Perhaps you may profit from such proximity. At any rate, our paths have now irrevocably diverged. I shall continue to correspond with you should you so wish, but I certainly do not encourage such sentiments of self-pity and envy as were expressed in your last letter to me.”
Elvira, reading the letter before her fire, sat back and stared at the flames.
She had to admit that she had fallen prey to a degree of self-pity these last few days, but envy? Of Delphine? Did she want to be Delphine, have what Delphine had? She would not have wished Lord Baseheart as her father, that was certain.
She folded the letter sadly. It was now absolutely clear she would never, could never, return to her aunt’s house and there was no sanctuary for her anywhere.
There was only Baseheart.
With this in mind she applied herself more resolutely to her new role.
The days passed in card games, walks about the wintry garden and reading aloud to her cousin.
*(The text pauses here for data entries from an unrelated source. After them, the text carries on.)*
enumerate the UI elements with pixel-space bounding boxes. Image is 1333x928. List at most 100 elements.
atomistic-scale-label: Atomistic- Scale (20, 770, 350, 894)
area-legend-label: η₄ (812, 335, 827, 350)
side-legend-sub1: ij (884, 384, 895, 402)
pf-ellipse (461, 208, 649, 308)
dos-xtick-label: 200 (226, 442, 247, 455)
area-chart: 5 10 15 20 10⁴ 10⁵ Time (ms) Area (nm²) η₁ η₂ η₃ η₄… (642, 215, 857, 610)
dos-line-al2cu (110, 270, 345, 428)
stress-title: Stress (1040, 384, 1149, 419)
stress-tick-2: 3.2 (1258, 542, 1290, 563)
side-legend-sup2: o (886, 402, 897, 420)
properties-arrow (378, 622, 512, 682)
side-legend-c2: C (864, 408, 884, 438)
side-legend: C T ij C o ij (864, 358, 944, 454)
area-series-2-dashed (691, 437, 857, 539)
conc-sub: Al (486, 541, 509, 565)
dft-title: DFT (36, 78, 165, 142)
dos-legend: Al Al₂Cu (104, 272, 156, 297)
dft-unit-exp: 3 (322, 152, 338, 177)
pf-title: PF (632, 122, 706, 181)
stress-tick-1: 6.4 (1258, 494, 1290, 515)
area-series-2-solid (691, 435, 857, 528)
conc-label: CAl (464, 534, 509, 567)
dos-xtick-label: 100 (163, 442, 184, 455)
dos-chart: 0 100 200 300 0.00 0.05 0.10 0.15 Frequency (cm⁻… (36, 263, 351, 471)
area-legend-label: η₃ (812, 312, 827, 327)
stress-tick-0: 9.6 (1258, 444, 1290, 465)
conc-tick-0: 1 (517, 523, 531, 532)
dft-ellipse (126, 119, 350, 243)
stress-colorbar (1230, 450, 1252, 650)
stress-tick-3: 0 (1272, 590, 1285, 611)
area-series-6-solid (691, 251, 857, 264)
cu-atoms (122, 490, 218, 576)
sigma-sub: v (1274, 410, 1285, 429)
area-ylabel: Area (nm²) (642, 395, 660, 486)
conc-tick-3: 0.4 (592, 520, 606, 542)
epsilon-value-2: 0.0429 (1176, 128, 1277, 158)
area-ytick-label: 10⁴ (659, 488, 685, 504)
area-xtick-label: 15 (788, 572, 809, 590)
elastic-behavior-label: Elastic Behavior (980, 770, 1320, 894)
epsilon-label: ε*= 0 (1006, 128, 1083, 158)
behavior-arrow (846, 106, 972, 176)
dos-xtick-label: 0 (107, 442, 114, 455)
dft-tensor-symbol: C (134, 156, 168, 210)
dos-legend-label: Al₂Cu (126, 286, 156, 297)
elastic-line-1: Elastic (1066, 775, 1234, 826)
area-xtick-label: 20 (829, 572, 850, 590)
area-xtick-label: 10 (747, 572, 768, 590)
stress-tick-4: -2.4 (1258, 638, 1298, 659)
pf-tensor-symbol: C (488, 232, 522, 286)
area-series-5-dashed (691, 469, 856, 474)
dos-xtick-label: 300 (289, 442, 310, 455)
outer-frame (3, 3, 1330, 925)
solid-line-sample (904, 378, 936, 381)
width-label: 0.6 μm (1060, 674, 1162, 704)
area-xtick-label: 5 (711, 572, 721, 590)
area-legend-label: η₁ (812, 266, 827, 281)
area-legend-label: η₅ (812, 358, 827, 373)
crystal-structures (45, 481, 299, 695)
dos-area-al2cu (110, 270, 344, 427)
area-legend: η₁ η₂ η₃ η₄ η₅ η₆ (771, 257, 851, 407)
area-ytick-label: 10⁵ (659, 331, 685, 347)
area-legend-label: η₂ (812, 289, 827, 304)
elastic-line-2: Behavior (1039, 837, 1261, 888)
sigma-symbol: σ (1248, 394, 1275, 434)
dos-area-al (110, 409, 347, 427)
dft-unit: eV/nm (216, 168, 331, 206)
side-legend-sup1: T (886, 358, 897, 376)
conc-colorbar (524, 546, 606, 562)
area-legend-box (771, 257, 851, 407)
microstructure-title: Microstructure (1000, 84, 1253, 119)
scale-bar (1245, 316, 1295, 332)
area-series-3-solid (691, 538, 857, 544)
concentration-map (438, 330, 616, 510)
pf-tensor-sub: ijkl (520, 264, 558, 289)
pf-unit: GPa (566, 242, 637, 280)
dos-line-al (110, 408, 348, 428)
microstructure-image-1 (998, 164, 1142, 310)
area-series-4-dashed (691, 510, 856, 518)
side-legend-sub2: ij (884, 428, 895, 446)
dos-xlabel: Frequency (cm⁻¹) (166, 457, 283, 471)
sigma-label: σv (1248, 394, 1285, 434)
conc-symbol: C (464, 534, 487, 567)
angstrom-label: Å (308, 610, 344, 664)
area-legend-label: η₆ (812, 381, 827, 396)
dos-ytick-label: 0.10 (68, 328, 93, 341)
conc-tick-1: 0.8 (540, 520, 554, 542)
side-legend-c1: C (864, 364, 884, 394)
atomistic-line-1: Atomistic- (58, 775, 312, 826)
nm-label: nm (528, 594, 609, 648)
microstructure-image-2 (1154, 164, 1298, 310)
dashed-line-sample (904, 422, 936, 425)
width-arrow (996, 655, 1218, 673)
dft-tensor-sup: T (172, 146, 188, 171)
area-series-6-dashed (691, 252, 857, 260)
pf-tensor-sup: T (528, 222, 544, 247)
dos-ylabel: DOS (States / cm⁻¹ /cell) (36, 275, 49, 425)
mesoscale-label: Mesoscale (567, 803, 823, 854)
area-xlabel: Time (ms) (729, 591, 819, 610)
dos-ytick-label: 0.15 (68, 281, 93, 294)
She was never asked to accompany Delphine on shopping trips or visits to neighbours, but she learned to relish these periods of solitude.
She was all but silent in the presence of Lord Baseheart and his sister and after a while an uneasy truce was established between herself and her hosts.
*
Then word came that Prince Charles de Courel was on his way!
The castle sprang to life.
Suppers, balls and hunting parties were organised.
Lord Baseheart sent for local merchants and arranged for crates of champagne and boxes of cigars to be delivered. Orders were sent out to the estate for a grand slaughter of hogs and cattle, chickens and geese.
Lady Cruddock meanwhile decided that she and Delphine should take the carriage to Gloucester to purchase a trousseau.
Beth, sewing one afternoon while Elvira read, could not refrain from commenting on this venture,
“Trousseau, pah! If you ask me, it’s what people call jumping the gun! The Prince hasn’t yet set eyes on Miss Delphine, let alone proposed to her.”
Elvira looked up from her book.
“But – there’s an understanding, isn’t there?”
“An understanding isn’t the same as being fixed in stone,” grunted Beth. “This Prince is prepared to carry out his uncle’s late wishes, but he’s no longer compelled.